How to Run Evaluation on Trained Models

The evaluation pipeline allow you to run inference and compute metrics on a model that has been previously trained. This is useful for evaluating best checkpoints on test sets, generating visualizations, or performing late-stage analysis without starting a full training run.

Overview

The evaluation process uses the noether-eval CLI command, which: 1. Loads the original training configuration from the run directory (provided as input_dir). 2. Merges it with an inference-specific configuration. 3. Initializes the model using weights from a specified checkpoint. 4. Executes the configured trainer’s eval() method, which runs all configured callbacks.

The outputs are stored in a new directory separate from the training outputs, preserving the original run data.

The CLI: noether-eval

The command is installed via the noether package.

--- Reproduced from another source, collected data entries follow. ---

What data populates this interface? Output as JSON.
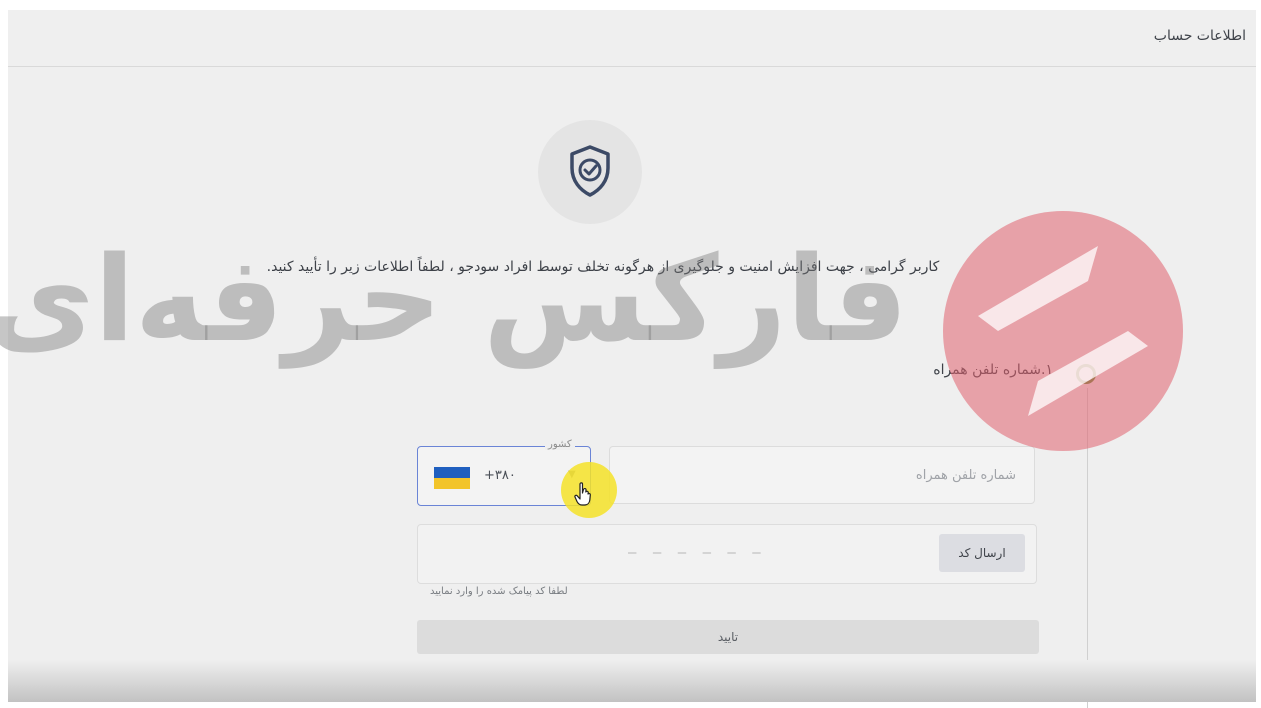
{
  "header": {
    "title": "اطلاعات حساب"
  },
  "intro_text": "کاربر گرامی ، جهت افزایش امنیت و جلوگیری از هرگونه تخلف توسط افراد سودجو ، لطفاً اطلاعات زیر را تأیید کنید.",
  "step": {
    "label": "۱.شماره تلفن همراه"
  },
  "country_select": {
    "legend": "کشور",
    "dial_code": "+۳۸۰",
    "flag_icon": "ukraine-flag"
  },
  "phone_field": {
    "placeholder": "شماره تلفن همراه",
    "value": ""
  },
  "send_code_button": {
    "label": "ارسال کد"
  },
  "code_field": {
    "dashes": "— — — — — —",
    "hint": "لطفا کد پیامک شده را وارد نمایید"
  },
  "confirm_button": {
    "label": "تایید"
  },
  "watermark": {
    "text": "فارکس حرفه‌ای"
  },
  "colors": {
    "accent_border": "#6a84d6",
    "step_ring": "#6b8e3a",
    "watermark_logo": "#e0606e",
    "cursor_highlight": "#f4e228"
  },
  "icons": {
    "shield": "shield-check-icon",
    "dropdown": "chevron-down-icon",
    "cursor": "hand-pointer-icon"
  }
}
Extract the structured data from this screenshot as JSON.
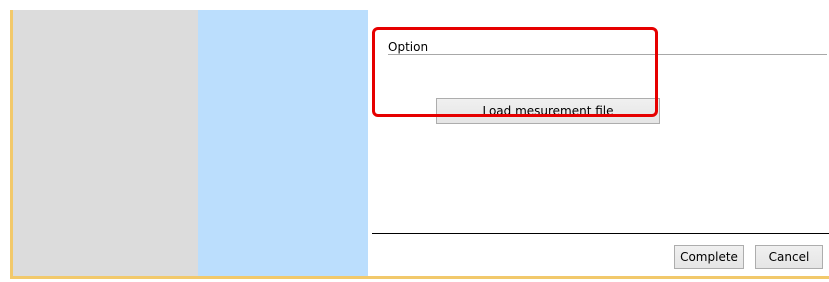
{
  "option_group": {
    "label": "Option",
    "load_button_label": "Load mesurement file"
  },
  "footer": {
    "complete_label": "Complete",
    "cancel_label": "Cancel"
  },
  "colors": {
    "left_panel": "#dcdcdc",
    "middle_panel": "#bbdefd",
    "frame": "#f2c96b",
    "highlight": "#e60000"
  }
}
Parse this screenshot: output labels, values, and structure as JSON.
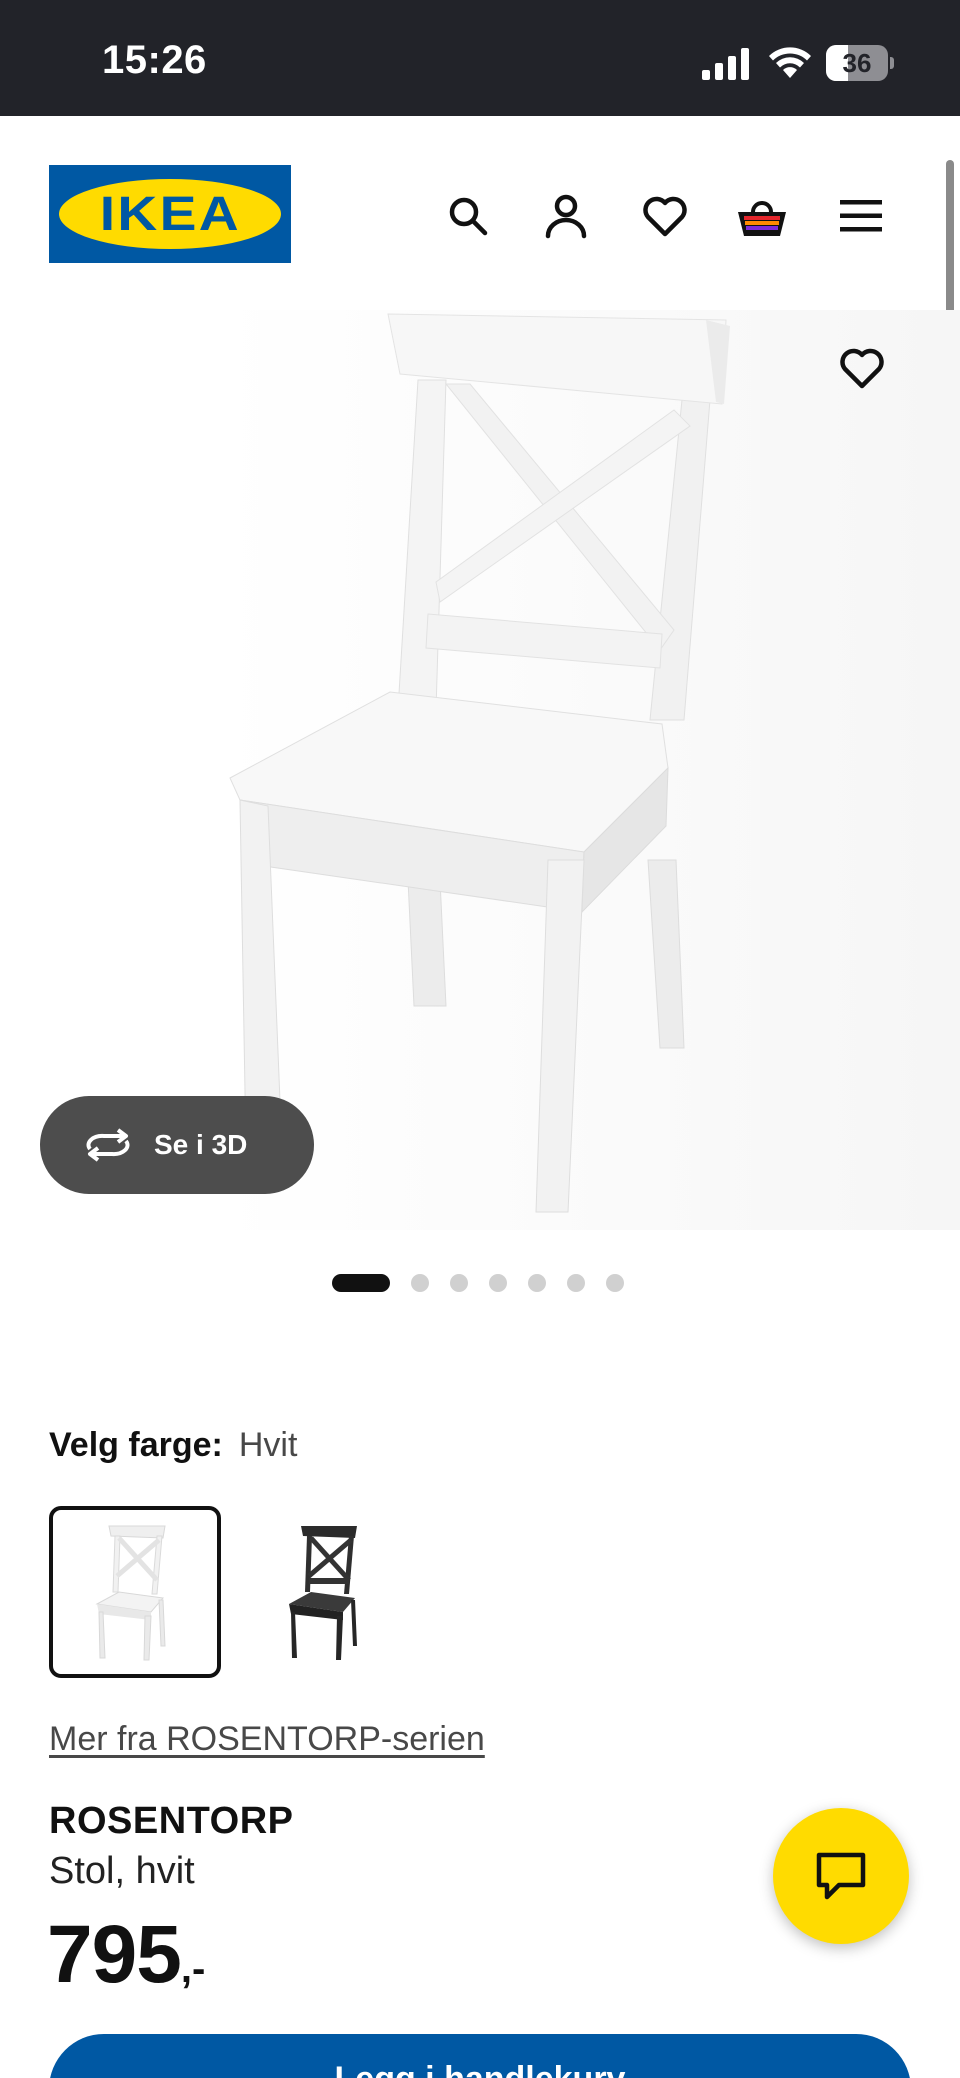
{
  "status_bar": {
    "time": "15:26",
    "battery_text": "36",
    "battery_level": 0.36,
    "icons": [
      "cellular-signal-icon",
      "wifi-icon",
      "battery-icon"
    ]
  },
  "header": {
    "logo_text": "IKEA",
    "icons": [
      "search-icon",
      "account-icon",
      "heart-icon",
      "shopping-bag-icon",
      "menu-icon"
    ]
  },
  "gallery": {
    "view_3d_label": "Se i 3D",
    "image_count": 7,
    "active_index": 0
  },
  "color_selector": {
    "label": "Velg farge:",
    "selected_value": "Hvit",
    "options": [
      "white-chair-swatch",
      "black-chair-swatch"
    ]
  },
  "series_link": "Mer fra ROSENTORP-serien",
  "product": {
    "name": "ROSENTORP",
    "description": "Stol, hvit",
    "price_main": "795",
    "price_suffix": ",-"
  },
  "cart_button_label": "Legg i handlekurv",
  "colors": {
    "ikea_blue": "#0058a3",
    "ikea_yellow": "#ffdb00",
    "status_bar": "#222329",
    "button_3d": "#4d4d4d"
  }
}
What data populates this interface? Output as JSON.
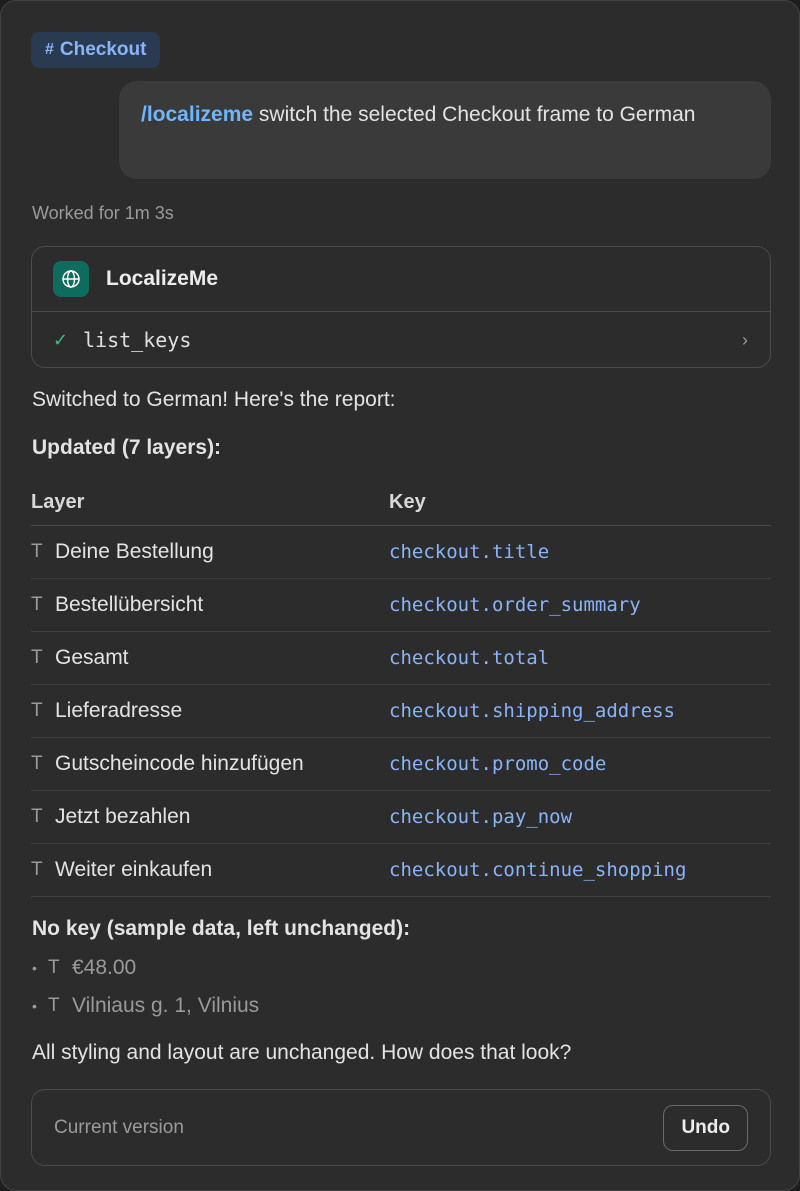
{
  "channel": {
    "hash": "#",
    "name": "Checkout"
  },
  "message": {
    "command": "/localizeme",
    "text": "switch the selected Checkout frame to German"
  },
  "status": {
    "worked": "Worked for 1m 3s"
  },
  "tool": {
    "name": "LocalizeMe",
    "logo_icon": "globe-icon",
    "call": {
      "check": "✓",
      "function": "list_keys",
      "chevron": "›"
    }
  },
  "response": {
    "intro": "Switched to German! Here's the report:",
    "updated_heading": "Updated (7 layers):",
    "table": {
      "headers": {
        "layer": "Layer",
        "key": "Key"
      },
      "rows": [
        {
          "icon": "T",
          "layer": "Deine Bestellung",
          "key": "checkout.title"
        },
        {
          "icon": "T",
          "layer": "Bestellübersicht",
          "key": "checkout.order_summary"
        },
        {
          "icon": "T",
          "layer": "Gesamt",
          "key": "checkout.total"
        },
        {
          "icon": "T",
          "layer": "Lieferadresse",
          "key": "checkout.shipping_address"
        },
        {
          "icon": "T",
          "layer": "Gutscheincode hinzufügen",
          "key": "checkout.promo_code"
        },
        {
          "icon": "T",
          "layer": "Jetzt bezahlen",
          "key": "checkout.pay_now"
        },
        {
          "icon": "T",
          "layer": "Weiter einkaufen",
          "key": "checkout.continue_shopping"
        }
      ]
    },
    "nokey_heading": "No key (sample data, left unchanged):",
    "nokey_items": [
      {
        "bullet": "•",
        "icon": "T",
        "text": "€48.00"
      },
      {
        "bullet": "•",
        "icon": "T",
        "text": "Vilniaus g. 1, Vilnius"
      }
    ],
    "closing": "All styling and layout are unchanged. How does that look?"
  },
  "footer": {
    "label": "Current version",
    "undo_label": "Undo"
  },
  "colors": {
    "accent": "#8ab4f8",
    "command": "#6fb6ff",
    "success": "#35c28a",
    "logo_bg": "#0e6b5e"
  }
}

It utilizes Hydra for configuration management and supports merging multiple YAML files or command-line overrides.

Required Arguments

noether-eval is also using Hydra. Config can be provided via the --hp flag or directly as CLI arguments. The following argument is required:

  • input_dir: The absolute or relative path to the directory of root of the outputs of the training run you wish to evaluate (without the run_id).

  • run_id: The specific run ID to evaluate a model from.

  • stage_name: The stage of the training run to evaluate (optinal and can be empty). This is used to locate the correct checkpoint and configuration files.

The folder input_dir/run_id/stage_name should contain the desired checkpoint files and the resolved configuration file (hp_resolved.yaml).

Supported Callbacks

All callbacks that are compatible with evaluation mode can be used here. This includes metric computation callbacks, visualization callbacks, and any custom callbacks you may have implemented.

Not all callbacks are suitable for evaluation, for example the checkpoint saving callbacks are not relevant during evaluation and will be ignored.

Callbacks can check whether they are running in evaluation mode by checking interval_type == "eval" in the _periodic_callback() method. More details on how to implement custom callbacks can be found in noether.core.callbacks.periodic.PeriodicCallback and noether.core.callbacks.periodic.PeriodicIteratorCallback.

Examples

Basic evaluation using the latest checkpoint. This runs the same callbacks as configured during training:

noether-eval +input_dir=outputs/ +run_id=2026-01-10/10-00-00 +stage_name=train

Evaluation on a specific checkpoint:

noether-eval +input_dir=outputs run_id=2026-01-10/10-00-00 resume_checkpoint=best_accuracy \
--hp configs/inference/visualization.yaml

Run evaluation with modified callbacks, for example to calculate offline losses on the test set:

# configs/inference/custom_eval_callbacks.yaml
trainer:
callbacks:
- kind: noether.training.callbacks.OfflineLossCallback
   dataset_key: test
   name: OfflineLossCallback
noether-eval +input_dir=outputs run_id=2026-01-10/10-00-00 --hp configs/inference/custom_eval_callbacks.yaml

Configuration Merging

noether-eval performs a deep merge of configurations:

  1. Base: The stored config from the input_dir (looked up from``hp_resolved.yaml``)

  2. Override: The configuration provided via --hp or direct CLI arguments.

This allows you to easily switch datasets, modify callback parameters, or change evaluation settings while keeping the model architecture and other training-time settings intact.

Inference Runner

The InferenceRunner (found in src/noether/inference/runners/inference_runner.py) is responsible for setting up the environment similarly to the training runner but with key differences:

  • Weight Loading: It uses the PreviousRunInitializer, which only loads model weights and skips optimizer/scheduler states.

  • Eval Mode: It calls trainer.eval(model) instead of trainer.train(model).

Trainer Evaluation Mode

All evaluation mode is doing, is executing the configured callbacks on the saved model weights.

This way we can reuse the same callback implementations for both training and evaluation, ensuring consistency in metrics computation and visualization generation.

By default the same callbacks used during training are also used during evaluation. However, you can customize this by modifying the configuration passed to noether-eval to include different or additional callbacks as needed. This way you can, for example, add extra visualization callbacks or change metric logging behavior specifically for evaluation runs.